Now that Britain's two international airlines have revealed their next-generation business class, the most obvious different is how British Airways and Virgin Atlantic each approached the issue of privacy at the pointy end.
British Airways' Club Suite sports a sliding door which fully encloses the seat, turning it into a cosy cocoon.
Virgin Atlantic's latest Upper Class has less of a door than what could be called a 'privacy panel' that extends only partway between the seat and the aisle to be half-closed (or half-open, depending on your life philosophy).
Apart from that, the seats are broadly similar – direct aisle access, 1-2-1 layout, a good degree of personal space for each passenger – and each marks a dramatic shift from its predecessor.
So what drove these staunch competitors to a decidedly different approach when it comes to privacy for those primo passengers?
For British Airways, the foundation seat (Collins Aerospace's Super Diamond) lacked sufficient privacy in its native form.
'I’ve flown the seats without a door and it’s not that private, you still are open to the traffic of people going back and forth," admits British Airways CEO Alex Cruz.
"With the door closed you will only see the head of the person going by. You also have the option of privacy. If you don’t like it, you can keep it open and then the experience will be like those others."
"But if you want privacy and sleep, it will shield a bit of noise and no one will walk into your space. It was not an easy feature to include, but it’s also about differentiation with other airline’s seats."

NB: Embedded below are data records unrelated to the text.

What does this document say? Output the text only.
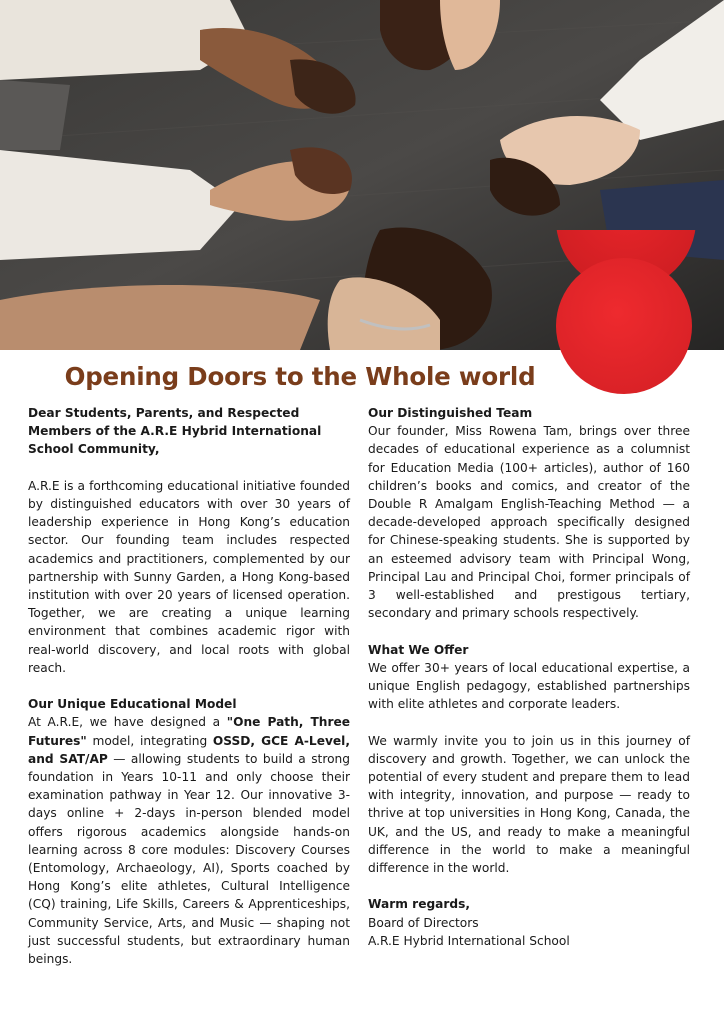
Opening Doors to the Whole world

Dear Students, Parents, and Respected Members of the A.R.E Hybrid International School Community,

A.R.E is a forthcoming educational initiative founded by distinguished educators with over 30 years of leadership experience in Hong Kong’s education sector. Our founding team includes respected academics and practitioners, complemented by our partnership with Sunny Garden, a Hong Kong-based institution with over 20 years of licensed operation. Together, we are creating a unique learning environment that combines academic rigor with real-world discovery, and local roots with global reach.

Our Unique Educational Model

At A.R.E, we have designed a "One Path, Three Futures" model, integrating OSSD, GCE A-Level, and SAT/AP — allowing students to build a strong foundation in Years 10-11 and only choose their examination pathway in Year 12. Our innovative 3-days online + 2-days in-person blended model offers rigorous academics alongside hands-on learning across 8 core modules: Discovery Courses (Entomology, Archaeology, AI), Sports coached by Hong Kong’s elite athletes, Cultural Intelligence (CQ) training, Life Skills, Careers & Apprenticeships, Community Service, Arts, and Music — shaping not just successful students, but extraordinary human beings.

Our Distinguished Team

Our founder, Miss Rowena Tam, brings over three decades of educational experience as a columnist for Education Media (100+ articles), author of 160 children’s books and comics, and creator of the Double R Amalgam English-Teaching Method — a decade-developed approach specifically designed for Chinese-speaking students. She is supported by an esteemed advisory team with Principal Wong, Principal Lau and Principal Choi, former principals of 3 well-established and prestigous tertiary, secondary and primary schools respectively.

What We Offer

We offer 30+ years of local educational expertise, a unique English pedagogy, established partnerships with elite athletes and corporate leaders.

We warmly invite you to join us in this journey of discovery and growth. Together, we can unlock the potential of every student and prepare them to lead with integrity, innovation, and purpose — ready to thrive at top universities in Hong Kong, Canada, the UK, and the US, and ready to make a meaningful difference in the world to make a meaningful difference in the world.

Warm regards,

Board of Directors

A.R.E Hybrid International School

Virgin Atlantic maintains that its choice of seat – Safran's Cirrus NG – and its angled orientation offers sufficient privacy as a sans door starting point.
"The staggering of the seats and the layout has been designed in such a way that with the privacy dividers pulled out you can't see the person sitting across from you," the airline's Vice-President of Customer Experience, Daniel Kerzner, tells Australian Business Traveller.
"So whether that privacy divider closed completely or didn't close completely it's giving you maximum privacy in the suite."
"But the other thing that we noticed throughout our research was that a full door can often create a barrier between you and the service on board. So having the partial privacy divider gives you maximum privacy but it also protects have maximum sociability."